Meu favorito na opinião católica conservadora sobre o vírus foi Taylor Marshall, que invocou as Escrituras hebraicas como um precedente para jogar a culpa pela Covid-19 sobre a introdução da idolatria por parte do Papa Francisco sob a forma da Pachamama durante o Sínodo Amazônico no ano passado. É impressionante ver pessoas que afirmam ser religiosas serem tão rápidas em usurpar a soberania de Deus ao afirmarem por que certas coisas acontecem.

Porém, Marshall teve que abandonar sua teoria da vingança divina, quando soube que Alexander Tschugguel, o homem que jogou a estátua da Pachamama no Rio Tibre e filmou seu vandalismo, contraiu o coronavírus.

Deixemos que o bispo Joseph Strickland, de Tyler, Texas, una as pontas entre os políticos libertários e a direita católica. Em um tuíte no fim de semana passado, ele escreveu: “Enquanto todos navegamos nesta pandemia, eu espero que possamos considerar com calma a escolha mais prudente para nós mesmos e para o bem dos outros. Será que vou à Igreja, a outro encontro, participo de uma reunião? Por favor, não faça simplesmente o que lhe disserem. Todos nós precisamos tomar decisões importantes”.
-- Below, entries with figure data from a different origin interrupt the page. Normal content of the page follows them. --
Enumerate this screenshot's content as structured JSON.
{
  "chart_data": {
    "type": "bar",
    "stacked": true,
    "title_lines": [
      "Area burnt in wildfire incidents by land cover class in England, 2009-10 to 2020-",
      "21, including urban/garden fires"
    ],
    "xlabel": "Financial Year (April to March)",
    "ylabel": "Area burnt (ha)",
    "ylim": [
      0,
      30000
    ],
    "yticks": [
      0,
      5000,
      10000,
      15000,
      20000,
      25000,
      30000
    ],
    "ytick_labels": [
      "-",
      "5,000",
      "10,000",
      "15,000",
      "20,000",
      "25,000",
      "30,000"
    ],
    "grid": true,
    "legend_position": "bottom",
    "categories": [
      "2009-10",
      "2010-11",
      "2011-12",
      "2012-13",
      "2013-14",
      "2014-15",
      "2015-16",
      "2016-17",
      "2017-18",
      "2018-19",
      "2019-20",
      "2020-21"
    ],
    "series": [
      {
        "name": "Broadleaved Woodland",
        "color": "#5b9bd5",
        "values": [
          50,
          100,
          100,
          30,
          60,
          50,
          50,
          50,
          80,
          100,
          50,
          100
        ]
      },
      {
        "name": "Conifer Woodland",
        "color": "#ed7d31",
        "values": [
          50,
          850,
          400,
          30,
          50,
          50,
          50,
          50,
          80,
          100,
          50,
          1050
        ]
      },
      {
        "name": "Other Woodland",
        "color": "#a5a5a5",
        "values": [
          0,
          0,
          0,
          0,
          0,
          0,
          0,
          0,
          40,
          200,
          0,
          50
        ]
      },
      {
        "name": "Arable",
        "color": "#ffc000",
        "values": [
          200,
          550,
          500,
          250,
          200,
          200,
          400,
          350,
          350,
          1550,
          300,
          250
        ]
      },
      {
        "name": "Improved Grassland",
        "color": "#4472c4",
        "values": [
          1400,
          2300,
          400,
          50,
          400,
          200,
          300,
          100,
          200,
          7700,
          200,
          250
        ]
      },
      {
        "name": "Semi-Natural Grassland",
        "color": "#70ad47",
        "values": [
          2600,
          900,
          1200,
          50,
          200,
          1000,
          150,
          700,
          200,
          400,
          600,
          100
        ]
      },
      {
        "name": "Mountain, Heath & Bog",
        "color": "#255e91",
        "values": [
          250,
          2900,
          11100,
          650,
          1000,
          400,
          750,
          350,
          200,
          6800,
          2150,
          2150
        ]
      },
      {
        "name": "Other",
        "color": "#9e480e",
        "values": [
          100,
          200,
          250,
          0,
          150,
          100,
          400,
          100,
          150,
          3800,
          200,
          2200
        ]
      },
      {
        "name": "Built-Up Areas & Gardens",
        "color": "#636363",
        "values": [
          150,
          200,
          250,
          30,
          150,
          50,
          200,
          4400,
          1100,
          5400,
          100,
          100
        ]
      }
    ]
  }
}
Na verdade, não. As pessoas estão bem aconselhadas a fazer o que as autoridades de saúde pública lhes disserem para fazer. Você até espera que o bispo acompanhe as procissões eucarísticas que ele mesmo convocou. No evento, sua triste e pequena procissão teve tão pouca participação que provavelmente não causou perigo à saúde, pois eu contei apenas oito pessoas presentes, ou nove, se você incluir o Senhor Jesus. Sério, o bispo é uma ameaça à saúde pública. Isso não é suficiente para exigir a sua renúncia?

Strickland não estava sozinho. Um pastor protestante da Flórida defendeu a sua decisão de não apenas manter os cultos, mas também de acolher os participantes com apertos de mão. “Esta Escola Bíblica está aberta porque estamos formando revivalistas, e não maricas”, disse ele. Isso desencadeou o melhor tuíte de toda esta crise até agora, de autoria de Don Clemmer, um freelancer frequente aqui no NCR: “Entrando no jogo de Darwin...”.
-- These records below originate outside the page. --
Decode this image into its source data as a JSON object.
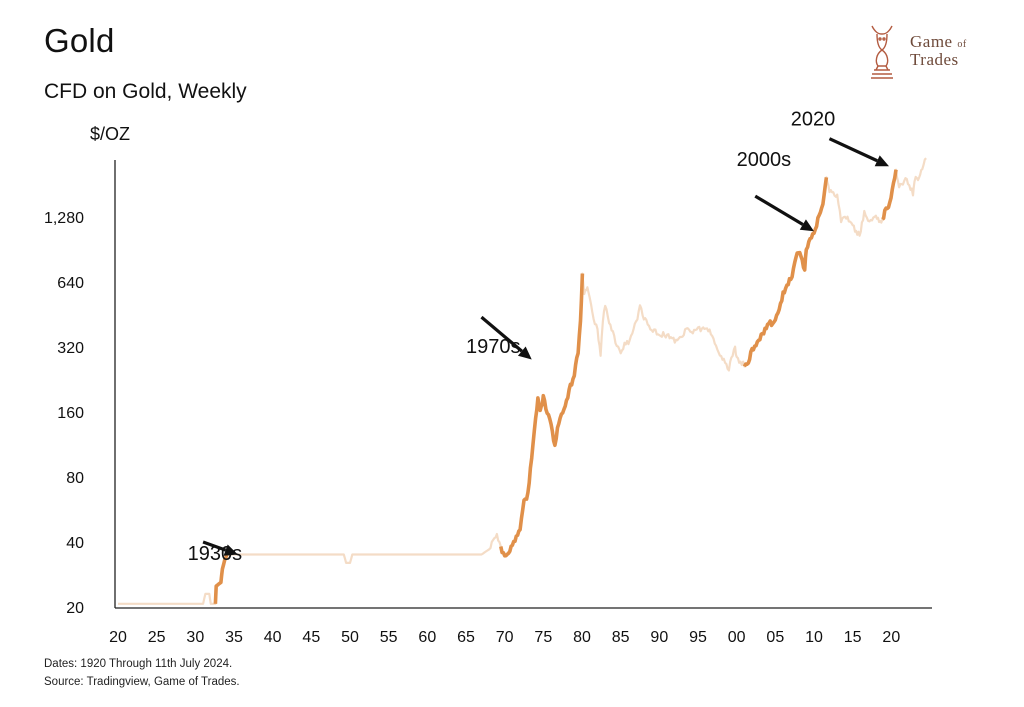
{
  "header": {
    "title": "Gold",
    "subtitle": "CFD on Gold, Weekly"
  },
  "logo": {
    "line1_a": "Game",
    "line1_b": "of",
    "line2": "Trades"
  },
  "footer": {
    "dates": "Dates: 1920 Through 11th July 2024.",
    "source": "Source: Tradingview, Game of Trades."
  },
  "colors": {
    "highlight": "#e0904a",
    "base": "#f4dcc6",
    "axis": "#222222",
    "arrow": "#111111"
  },
  "chart_data": {
    "type": "line",
    "title": "Gold",
    "subtitle": "CFD on Gold, Weekly",
    "ylabel": "$/OZ",
    "xlabel": "",
    "yscale": "log2",
    "ylim": [
      20,
      2600
    ],
    "xlim": [
      1920,
      2025
    ],
    "y_ticks": [
      20,
      40,
      80,
      160,
      320,
      640,
      1280
    ],
    "y_tick_labels": [
      "20",
      "40",
      "80",
      "160",
      "320",
      "640",
      "1,280"
    ],
    "x_ticks": [
      1920,
      1925,
      1930,
      1935,
      1940,
      1945,
      1950,
      1955,
      1960,
      1965,
      1970,
      1975,
      1980,
      1985,
      1990,
      1995,
      2000,
      2005,
      2010,
      2015,
      2020
    ],
    "x_tick_labels": [
      "20",
      "25",
      "30",
      "35",
      "40",
      "45",
      "50",
      "55",
      "60",
      "65",
      "70",
      "75",
      "80",
      "85",
      "90",
      "95",
      "00",
      "05",
      "10",
      "15",
      "20"
    ],
    "series": [
      {
        "name": "Gold price",
        "points": [
          [
            1920,
            20.7
          ],
          [
            1930,
            20.7
          ],
          [
            1931,
            20.7
          ],
          [
            1931.3,
            23
          ],
          [
            1931.8,
            23
          ],
          [
            1932,
            20.7
          ],
          [
            1932.6,
            20.7
          ],
          [
            1932.7,
            25
          ],
          [
            1933.3,
            26
          ],
          [
            1933.5,
            30
          ],
          [
            1933.8,
            33
          ],
          [
            1934.1,
            35
          ],
          [
            1940,
            35
          ],
          [
            1948,
            35
          ],
          [
            1949.2,
            35
          ],
          [
            1949.5,
            32
          ],
          [
            1950,
            32
          ],
          [
            1950.3,
            35
          ],
          [
            1960,
            35
          ],
          [
            1967,
            35
          ],
          [
            1968,
            37
          ],
          [
            1968.5,
            41
          ],
          [
            1969,
            43
          ],
          [
            1969.5,
            37
          ],
          [
            1970,
            35
          ],
          [
            1971,
            38
          ],
          [
            1972,
            46
          ],
          [
            1972.5,
            62
          ],
          [
            1973,
            66
          ],
          [
            1973.5,
            100
          ],
          [
            1974,
            150
          ],
          [
            1974.3,
            185
          ],
          [
            1974.6,
            160
          ],
          [
            1975,
            185
          ],
          [
            1975.5,
            160
          ],
          [
            1976,
            140
          ],
          [
            1976.5,
            110
          ],
          [
            1977,
            145
          ],
          [
            1977.5,
            160
          ],
          [
            1978,
            180
          ],
          [
            1978.5,
            210
          ],
          [
            1979,
            240
          ],
          [
            1979.5,
            300
          ],
          [
            1979.8,
            420
          ],
          [
            1980.05,
            690
          ],
          [
            1980.3,
            550
          ],
          [
            1980.7,
            620
          ],
          [
            1981,
            550
          ],
          [
            1981.5,
            430
          ],
          [
            1982,
            380
          ],
          [
            1982.4,
            300
          ],
          [
            1982.7,
            430
          ],
          [
            1983,
            500
          ],
          [
            1983.5,
            410
          ],
          [
            1984,
            370
          ],
          [
            1984.5,
            330
          ],
          [
            1985,
            300
          ],
          [
            1985.5,
            330
          ],
          [
            1986,
            340
          ],
          [
            1987,
            420
          ],
          [
            1987.5,
            490
          ],
          [
            1988,
            440
          ],
          [
            1988.5,
            410
          ],
          [
            1989,
            380
          ],
          [
            1990,
            370
          ],
          [
            1991,
            360
          ],
          [
            1992,
            340
          ],
          [
            1993,
            350
          ],
          [
            1993.5,
            400
          ],
          [
            1994,
            380
          ],
          [
            1995,
            385
          ],
          [
            1996,
            390
          ],
          [
            1996.5,
            380
          ],
          [
            1997,
            340
          ],
          [
            1998,
            290
          ],
          [
            1999,
            255
          ],
          [
            1999.8,
            320
          ],
          [
            2000,
            285
          ],
          [
            2001,
            265
          ],
          [
            2001.5,
            270
          ],
          [
            2002,
            310
          ],
          [
            2003,
            350
          ],
          [
            2004,
            400
          ],
          [
            2005,
            430
          ],
          [
            2006,
            560
          ],
          [
            2006.5,
            630
          ],
          [
            2007,
            660
          ],
          [
            2008,
            900
          ],
          [
            2008.8,
            730
          ],
          [
            2009,
            900
          ],
          [
            2010,
            1100
          ],
          [
            2011,
            1400
          ],
          [
            2011.6,
            1900
          ],
          [
            2012,
            1700
          ],
          [
            2013,
            1600
          ],
          [
            2013.5,
            1250
          ],
          [
            2014,
            1300
          ],
          [
            2015,
            1150
          ],
          [
            2015.9,
            1060
          ],
          [
            2016.5,
            1350
          ],
          [
            2017,
            1200
          ],
          [
            2018,
            1300
          ],
          [
            2018.7,
            1180
          ],
          [
            2019,
            1300
          ],
          [
            2019.8,
            1500
          ],
          [
            2020.6,
            2070
          ],
          [
            2021,
            1800
          ],
          [
            2022,
            1900
          ],
          [
            2022.8,
            1650
          ],
          [
            2023,
            1900
          ],
          [
            2023.6,
            1950
          ],
          [
            2024,
            2100
          ],
          [
            2024.5,
            2400
          ]
        ]
      }
    ],
    "highlights": [
      {
        "label": "1930s",
        "start": 1932.5,
        "end": 1934.3
      },
      {
        "label": "1970s",
        "start": 1969.5,
        "end": 1980.1
      },
      {
        "label": "2000s",
        "start": 2001,
        "end": 2011.6
      },
      {
        "label": "2020",
        "start": 2018.8,
        "end": 2020.6
      }
    ],
    "annotations": [
      {
        "text": "1930s",
        "x": 1929,
        "y": 33,
        "arrow_from": [
          1931,
          40
        ],
        "arrow_to": [
          1935.5,
          35
        ]
      },
      {
        "text": "1970s",
        "x": 1965,
        "y": 300,
        "arrow_from": [
          1967,
          440
        ],
        "arrow_to": [
          1973.5,
          280
        ]
      },
      {
        "text": "2000s",
        "x": 2000,
        "y": 2200,
        "arrow_from": [
          2002.4,
          1600
        ],
        "arrow_to": [
          2010,
          1100
        ]
      },
      {
        "text": "2020",
        "x": 2007,
        "y": 3400,
        "arrow_from": [
          2012,
          2950
        ],
        "arrow_to": [
          2019.7,
          2200
        ]
      }
    ]
  }
}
Em que mundo vivemos... Eu espero que todos fiquem sãos e salvos. Morando aqui no fim do mundo, em uma cidade de 1.700 almas, a 15 minutos de carro do supermercado mais próximo, estou bastante acostumado a um pouco de isolamento social. Até agora, o principal benefício foi o de ter mais tempo para ler mais livros, mas agora tenho a alegria adicional de saber como Karl Marx estava errado quando escreveu no “Manifesto Comunista” sobre “a idiotice da vida rural”. A idiotice dos ideologicamente bitolados é mais preocupante.